Analistas dizem que Igreja pode se manifestar; mas veem exagero
Cientistas políticos afirmaram ontem que a Igreja tem o direito de orientar seus fiéis, mas analisam que a discussão sobre o aborto tomou tamanho desproporcional na campanha eleitoral brasileira. Eles dizem que, embora o tema seja válido, acabou ganhando importância maior do que outros problemas nacionais, que muitas vezes ficaram de fora do debate.
O discurso do Papa Bento XVI, ontem, em Roma, para que os bispos brasileiros assumam posição política contra a legalização do aborto, provocou reações contrárias nas campanhas presidenciais de Dilma Rousseff (PT) e de José Serra (PSDB). Enquanto o tucano disse que é "bom" ouvir o Papa e retomou o tom religioso que havia deixado um pouco de lado nos últimos dias, a candidata do PT minimizou os possíveis efeitos eleitorais da mensagem papal.
Falando a bispos brasileiros que se encontraram ontem com ele, em Roma, Bento XVI afirmou que a Igreja deve emitir juízo moral em questões políticas quando elas tratarem de temas como o aborto e a eutanásia (a abreviação da vida de doentes terminais). "Quando os projetos políticos contemplam, aberta ou veladamente, a descriminalização do aborto ou da eutanásia, o ideal democrático que só é verdadeiramente tal quando reconhece e tutela a dignidade de toda a pessoa humana é atraiçoado nas suas bases", disse o Papa. "Portanto, caros irmãos no episcopado, ao defender a vida não devemos temer a oposição e a impopularidade, recusando qualquer compromisso e ambiguidade que nos conformem com a mentalidade deste mundo."
Dilma disse não acreditar que a recomendação do Papa prejudique sua campanha. "Eu acho que é a posição do Papa e tem que ser respeitada. Encaro que ele tem o direito de manifestar o que pensa. É a crença dele e ele está recomendando uma orientação", disse ela.
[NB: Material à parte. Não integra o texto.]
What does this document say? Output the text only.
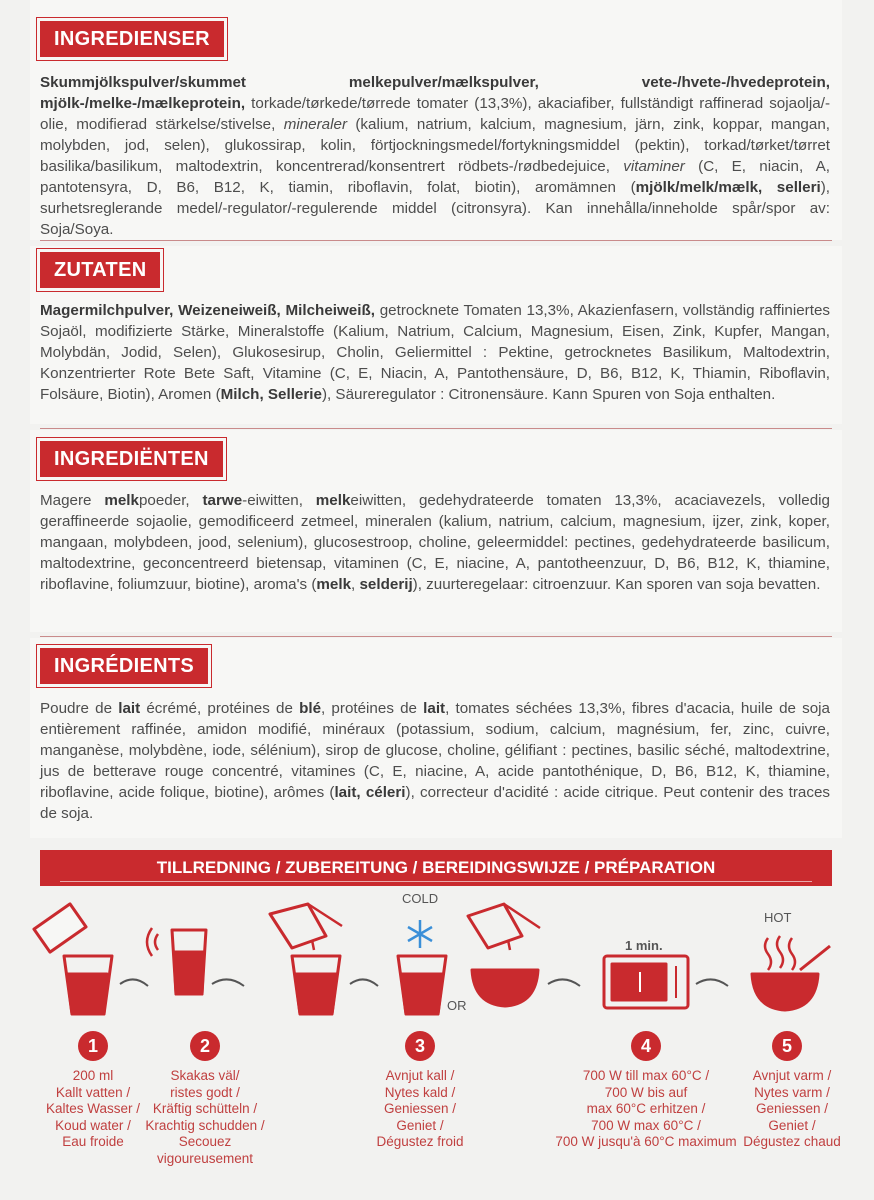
INGREDIENSER
Skummjölkspulver/skummet melkepulver/mælkspulver, vete-/hvete-/hvedeprotein, mjölk-/melke-/mælkeprotein, torkade/tørkede/tørrede tomater (13,3%), akaciafiber, fullständigt raffinerad sojaolja/-olie, modifierad stärkelse/stivelse, mineraler (kalium, natrium, kalcium, magnesium, järn, zink, koppar, mangan, molybden, jod, selen), glukossirap, kolin, förtjockningsmedel/fortykningsmiddel (pektin), torkad/tørket/tørret basilika/basilikum, maltodextrin, koncentrerad/konsentrert rödbets-/rødbedejuice, vitaminer (C, E, niacin, A, pantotensyra, D, B6, B12, K, tiamin, riboflavin, folat, biotin), aromämnen (mjölk/melk/mælk, selleri), surhetsreglerande medel/-regulator/-regulerende middel (citronsyra). Kan innehålla/inneholde spår/spor av: Soja/Soya.
ZUTATEN
Magermilchpulver, Weizeneiweiß, Milcheiweiß, getrocknete Tomaten 13,3%, Akazienfasern, vollständig raffiniertes Sojaöl, modifizierte Stärke, Mineralstoffe (Kalium, Natrium, Calcium, Magnesium, Eisen, Zink, Kupfer, Mangan, Molybdän, Jodid, Selen), Glukosesirup, Cholin, Geliermittel : Pektine, getrocknetes Basilikum, Maltodextrin, Konzentrierter Rote Bete Saft, Vitamine (C, E, Niacin, A, Pantothensäure, D, B6, B12, K, Thiamin, Riboflavin, Folsäure, Biotin), Aromen (Milch, Sellerie), Säureregulator : Citronensäure. Kann Spuren von Soja enthalten.
INGREDIËNTEN
Magere melkpoeder, tarwe-eiwitten, melkeiwitten, gedehydrateerde tomaten 13,3%, acaciavezels, volledig geraffineerde sojaolie, gemodificeerd zetmeel, mineralen (kalium, natrium, calcium, magnesium, ijzer, zink, koper, mangaan, molybdeen, jood, selenium), glucosestroop, choline, geleermiddel: pectines, gedehydrateerde basilicum, maltodextrine, geconcentreerd bietensap, vitaminen (C, E, niacine, A, pantotheenzuur, D, B6, B12, K, thiamine, riboflavine, foliumzuur, biotine), aroma's (melk, selderij), zuurteregelaar: citroenzuur. Kan sporen van soja bevatten.
INGRÉDIENTS
Poudre de lait écrémé, protéines de blé, protéines de lait, tomates séchées 13,3%, fibres d'acacia, huile de soja entièrement raffinée, amidon modifié, minéraux (potassium, sodium, calcium, magnésium, fer, zinc, cuivre, manganèse, molybdène, iode, sélénium), sirop de glucose, choline, gélifiant : pectines, basilic séché, maltodextrine, jus de betterave rouge concentré, vitamines (C, E, niacine, A, acide pantothénique, D, B6, B12, K, thiamine, riboflavine, acide folique, biotine), arômes (lait, céleri), correcteur d'acidité : acide citrique. Peut contenir des traces de soja.
TILLREDNING / ZUBEREITUNG / BEREIDINGSWIJZE / PRÉPARATION
COLD
OR
1 min.
HOT
1	2	3	4	5
200 ml
Kallt vatten /
Kaltes Wasser /
Koud water /
Eau froide
Skakas väl/
ristes godt /
Kräftig schütteln /
Krachtig schudden /
Secouez
vigoureusement
Avnjut kall /
Nytes kald /
Geniessen /
Geniet /
Dégustez froid
700 W till max 60°C /
700 W bis auf
max 60°C erhitzen /
700 W max 60°C /
700 W jusqu'à 60°C maximum
Avnjut varm /
Nytes varm /
Geniessen /
Geniet /
Dégustez chaud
Já o concorrente tucano, José Serra, elogiou o pontífice. "A defesa da vida é o que merece fazer parte das palavras do Papa. Além do que, é previsível. Além do que, é bom para o mundo ouvir isso, a defesa da vida." Serra voltou ontem a falar em tom religioso. Em discurso em Minas Gerais, citou a Bíblia e ganhou de presente uma imagem de Nossa Senhora da Abadia. O vice de Serra, Indio da Costa (DEM), ontem também retomou o discurso religioso e disse que o tucano, se eleito, irá defender os valores cristãos.
Destaque eleitoral
O pronunciamento do Papa ocorre em um momento em que a questão religiosa ganhou destaque no país por ter influenciado o resultado da eleição presidencial no primeiro turno. Próximo da votação do dia 3 de outubro, grupos das igrejas Católica e evangélicas se mobilizaram contra a candidatura de Dilma por ela ter feito declarações, no passado, em defesa da descriminalização do aborto.
No início da campanha de segundo turno, o bispo de Guarulhos, dom Luiz Gonzaga Bergonzini chegou a pedir aos fiéis que não votassem em Dilma, em um artigo publicado no jornal da Arquidiocese de Guarulhos.
Embora Dilma negue temer a influência da declaração do Papa na eleição, o início da campanha do segundo turno evidenciou a preocupação dos petistas com o voto dos religiosos. Para tentar recuperar esse eleitorado, Dilma mudou o tom e assinou uma carta de compromissos. No documento, a ex-ministra se compromete, entre outras coisas, a não mexer na atual legislação sobre aborto, que só permite a prática em duas situações: risco de morte da gestante e estupro. Além disso, Dilma passou a defender, de forma enfática, a liberdade de crença e culto.
Aliados da petista também passaram a afirmar que Dilma não adotará medidas que desagradem os religiosos. Na última terça-feira, durante a 50.ª Convenção de Pastores da Assembleia de Deus do Paraná, em Foz do Iguaçu, o candidato a vice de Dilma, Michel Temer (PMDB), garantiu que, se eleita, a petista vetará tanto a Lei da Homofobia quanto a descriminalização do aborto.
Influência
Na avaliação do senador Alvaro Dias (PSDB) a declaração do Papa pode favorecer Serra. "O resultado eleitoral é decorrente de uma série de fatores e esse pode sim contribuir", disse. Para ele, porém, a principal influência da declaração de Bento XVI seria "junto aos cristãos que acompanham o dia a dia da Igreja".
Já a senadora eleita pelo PT Gleisi Hoffmann não considera que a declaração vá interferir na eleição. "Até porque as questões tratadas já foram desmistificadas em termo de posicionamento dos candidatos. Não penso que isso venha a interferir", afirmou a petista. Gleisi também disse que padres e a Igreja podem se manifestar, desde que "não sejam manifestações direcionadas a desconstruir imagens".